Onderzoek De transformatie van binnenstedelijke industriegebieden naar woonwijken kan averechts werken voor de circulaire ambities van gebiedsontwikkelaars. Onderzoekers Sven van Bakel en Karel Van den Berghe pleiten voor een en-en-aanpak. "Stedelijke bedrijventerreinen zullen steeds belangrijker worden, alleen al om de enorme stijging aan logistiek beheersbaar te houden."

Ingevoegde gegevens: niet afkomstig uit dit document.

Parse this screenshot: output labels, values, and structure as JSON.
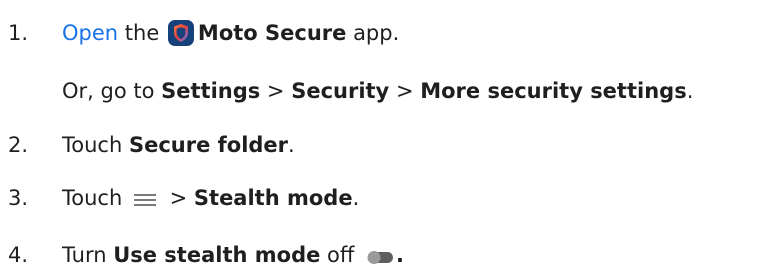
{
  "steps": [
    {
      "number": "1.",
      "link": "Open",
      "text_the": " the ",
      "app_name": "Moto Secure",
      "text_app": " app.",
      "app_icon": "moto-secure-shield-icon"
    },
    {
      "text_or": "Or, go to ",
      "settings": "Settings",
      "sep1": " > ",
      "security": "Security",
      "sep2": " > ",
      "more": "More security settings",
      "end": "."
    },
    {
      "number": "2.",
      "text_touch": "Touch ",
      "target": "Secure folder",
      "end": "."
    },
    {
      "number": "3.",
      "text_touch": "Touch ",
      "menu_icon": "menu-icon",
      "sep": " > ",
      "target": "Stealth mode",
      "end": "."
    },
    {
      "number": "4.",
      "text_turn": "Turn ",
      "target": "Use stealth mode",
      "text_off": " off ",
      "toggle_icon": "toggle-off-icon",
      "end": "."
    }
  ],
  "colors": {
    "link": "#1a73e8",
    "text": "#1f1f1f",
    "app_icon_bg": "#15427a",
    "toggle": "#7a7a7a"
  }
}
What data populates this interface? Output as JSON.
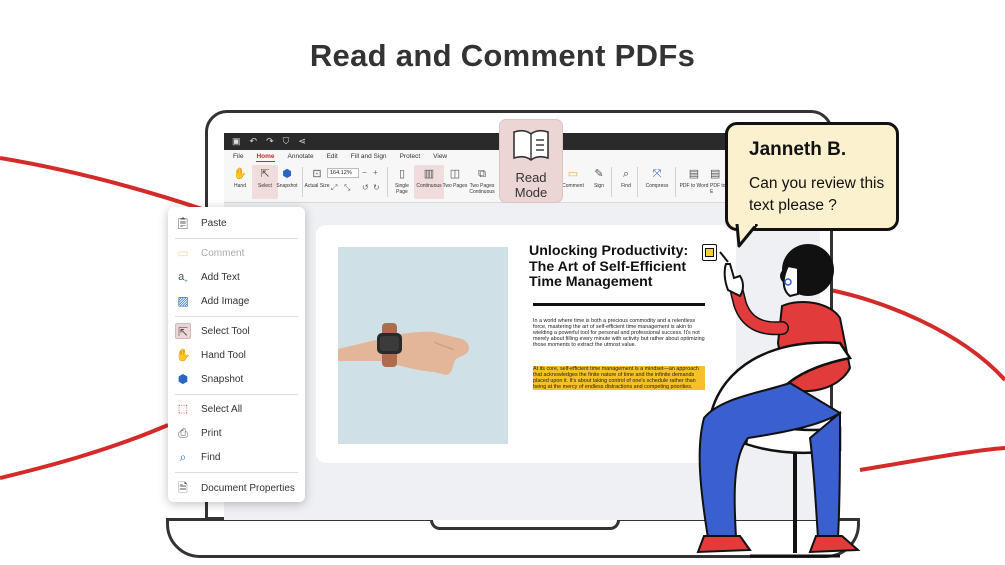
{
  "headline": "Read and Comment PDFs",
  "colors": {
    "accent": "#c52a2a",
    "highlight": "#f6c02a",
    "bubble": "#fbf1cf",
    "read_mode_bg": "#ecd5d5"
  },
  "titlebar": {
    "icons": [
      "save-icon",
      "undo-icon",
      "redo-icon",
      "shield-icon",
      "share-icon"
    ]
  },
  "menu": {
    "file": "File",
    "home": "Home",
    "annotate": "Annotate",
    "edit": "Edit",
    "fill_sign": "Fill and Sign",
    "protect": "Protect",
    "view": "View"
  },
  "ribbon": {
    "hand": "Hand",
    "select": "Select",
    "snapshot": "Snapshot",
    "actual_size": "Actual Size",
    "zoom_value": "164.12%",
    "single_page": "Single Page",
    "continuous": "Continuous",
    "two_pages": "Two Pages",
    "two_pages_continuous": "Two Pages Continuous",
    "comment": "Comment",
    "sign": "Sign",
    "find": "Find",
    "compress": "Compress",
    "pdf_to_word": "PDF to Word",
    "pdf_to_e": "PDF to E"
  },
  "read_mode": {
    "line1": "Read",
    "line2": "Mode"
  },
  "context_menu": {
    "paste": "Paste",
    "comment": "Comment",
    "add_text": "Add Text",
    "add_image": "Add Image",
    "select_tool": "Select Tool",
    "hand_tool": "Hand Tool",
    "snapshot": "Snapshot",
    "select_all": "Select All",
    "print": "Print",
    "find": "Find",
    "document_properties": "Document Properties"
  },
  "document": {
    "title": "Unlocking Productivity: The Art of Self-Efficient Time Management",
    "para1": "In a world where time is both a precious commodity and a relentless force, mastering the art of self-efficient time management is akin to wielding a powerful tool for personal and professional success. It's not merely about filling every minute with activity but rather about optimizing those moments to extract the utmost value.",
    "para2": "At its core, self-efficient time management is a mindset—an approach that acknowledges the finite nature of time and the infinite demands placed upon it. It's about taking control of one's schedule rather than being at the mercy of endless distractions and competing priorities."
  },
  "bubble": {
    "name": "Janneth B.",
    "message": "Can you review this text please ?"
  }
}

Door de toename van het gebruik van grondstoffen en energie, de grondstoffenschaarste én de druk op het milieu, wordt de noodzaak van een transitie naar een circulaire economie wereldwijd steeds meer gevoeld. Ook de Nederlandse overheid heeft de ambitie uitgesproken om in 2050 een volledig circulaire samenleving te realiseren, en in 2030 – over 9 jaar al – een 50% circulaire economie. Om deze doelstelling te behalen heeft de overheid vijf sectoren aangewezen die moeten omschakelen naar een circulaire wijze van werken. Eén daarvan is de bouwsector.
Steeds meer botsen
De bouwsector heeft de afgelopen tijd grote stappen gezet om meer circulair te worden: enerzijds voor design en architectuur van de gebouwen, anderzijds voor de (her)productie van bouwmaterialen. Deze twee aspecten kun je in een circulaire economie niet afzonderlijk van elkaar zien. Je kunt niet circulair bouwen zonder circulaire materialen, en omgekeerd hebben circulaire materialen geen nut als die niet worden gebruikt.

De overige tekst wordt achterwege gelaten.